Mahmoud Muna, directeur de la librairie

L’histoire des deux librairies reflète les préférences de lecture des habitants de Jérusalem, les locaux et les touristes, au cours des années. Dans les années 1980 et au début des années 1990, la librairie arabe proposait principalement des livres en arabe sur la politique, l’histoire, la poésie, la littérature et de fiction, ainsi que quelques livres en anglais sur le tourisme.

1994-95 marqua un tournant lorsque, d’après Muna, beaucoup de Palestiniens s’arrêtèrent de lire. « Les Palestiniens lisaient sur ce qu’ils supposaient être une lumière au bout du tunnel, promue par les écrivains palestiniens nationalistes qui écrivaient sur la façon dont le processus de paix apporterait la liberté », rappelle Muna.
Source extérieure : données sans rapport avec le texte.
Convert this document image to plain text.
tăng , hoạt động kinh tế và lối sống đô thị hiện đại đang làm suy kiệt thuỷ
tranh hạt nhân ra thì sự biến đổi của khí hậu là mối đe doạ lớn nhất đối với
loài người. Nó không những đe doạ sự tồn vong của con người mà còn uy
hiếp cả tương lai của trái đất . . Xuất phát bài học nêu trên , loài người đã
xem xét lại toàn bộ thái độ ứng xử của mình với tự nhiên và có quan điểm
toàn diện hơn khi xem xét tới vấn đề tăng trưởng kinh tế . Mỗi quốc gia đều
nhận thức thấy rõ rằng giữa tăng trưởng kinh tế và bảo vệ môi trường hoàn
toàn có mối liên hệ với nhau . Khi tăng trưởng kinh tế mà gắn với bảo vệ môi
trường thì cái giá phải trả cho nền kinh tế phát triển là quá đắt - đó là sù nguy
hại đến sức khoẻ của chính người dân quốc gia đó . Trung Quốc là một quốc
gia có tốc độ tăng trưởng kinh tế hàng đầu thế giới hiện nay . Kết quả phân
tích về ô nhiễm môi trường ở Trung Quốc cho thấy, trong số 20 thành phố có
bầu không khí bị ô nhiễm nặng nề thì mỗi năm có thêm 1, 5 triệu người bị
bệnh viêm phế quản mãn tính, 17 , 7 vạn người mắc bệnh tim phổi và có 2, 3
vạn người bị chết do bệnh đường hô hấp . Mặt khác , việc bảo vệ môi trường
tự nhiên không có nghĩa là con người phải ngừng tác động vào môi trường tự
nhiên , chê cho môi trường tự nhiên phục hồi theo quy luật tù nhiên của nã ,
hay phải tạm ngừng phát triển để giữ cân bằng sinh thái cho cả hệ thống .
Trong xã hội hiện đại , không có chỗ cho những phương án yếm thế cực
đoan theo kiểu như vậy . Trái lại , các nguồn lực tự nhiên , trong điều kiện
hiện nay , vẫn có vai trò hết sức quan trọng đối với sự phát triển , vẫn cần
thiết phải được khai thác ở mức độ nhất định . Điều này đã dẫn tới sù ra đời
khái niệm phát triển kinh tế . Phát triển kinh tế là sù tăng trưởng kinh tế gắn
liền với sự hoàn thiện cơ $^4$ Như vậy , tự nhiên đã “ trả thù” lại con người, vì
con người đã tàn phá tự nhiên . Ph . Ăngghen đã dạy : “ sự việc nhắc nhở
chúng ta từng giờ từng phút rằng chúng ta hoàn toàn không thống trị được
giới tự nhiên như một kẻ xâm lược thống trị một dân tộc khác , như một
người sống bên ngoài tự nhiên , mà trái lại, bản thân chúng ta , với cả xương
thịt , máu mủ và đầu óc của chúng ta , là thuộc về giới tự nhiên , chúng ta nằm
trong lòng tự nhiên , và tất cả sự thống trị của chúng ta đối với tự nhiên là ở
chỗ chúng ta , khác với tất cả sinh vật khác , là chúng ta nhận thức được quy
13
Mais, après les Accords d’Oslo en 1993, les choses ont changé. « Cela s’avéra être un mensonge, et les gens arrêtèrent de faire confiance aux livres. Et alors, la librairie aussi a souffert. »

Muna caractérise les années post-Oslo comme une période où Jérusalem a reçu un afflux de travailleurs d’ONG internationales, de diplomates et de journalistes. « Les nouveaux venus à Jérusalem cherchaient à mieux comprendre la Palestine et le Moyen Orient et voulaient des livres en anglais. Nous avons donc en conscience pris la décision d’accroître le choix de livre en anglais. »

Et alors, Imad Muna, l’aîné des frères Muna dans la librairie, décida d’augmenter le choix des livres en anglais dans la librairie.

Muna se souvient encore des frémissements provoqués par la sortie du livre de Saïd La Paix et ses Mécontents, publié en 1996. « C’était le premier livre qui critiquait l’Autorité Palestinienne [AP], en présentant le processus de paix et Oslo. Nous en avons vendu des centaines d’exemplaires en anglais et en arabe aux Palestiniens et aux étrangers. L’AP l’a interdit, mais nous avons pu continuer à le vendre puisque, à Jérusalem, nous ne dépendons pas de l’AP. »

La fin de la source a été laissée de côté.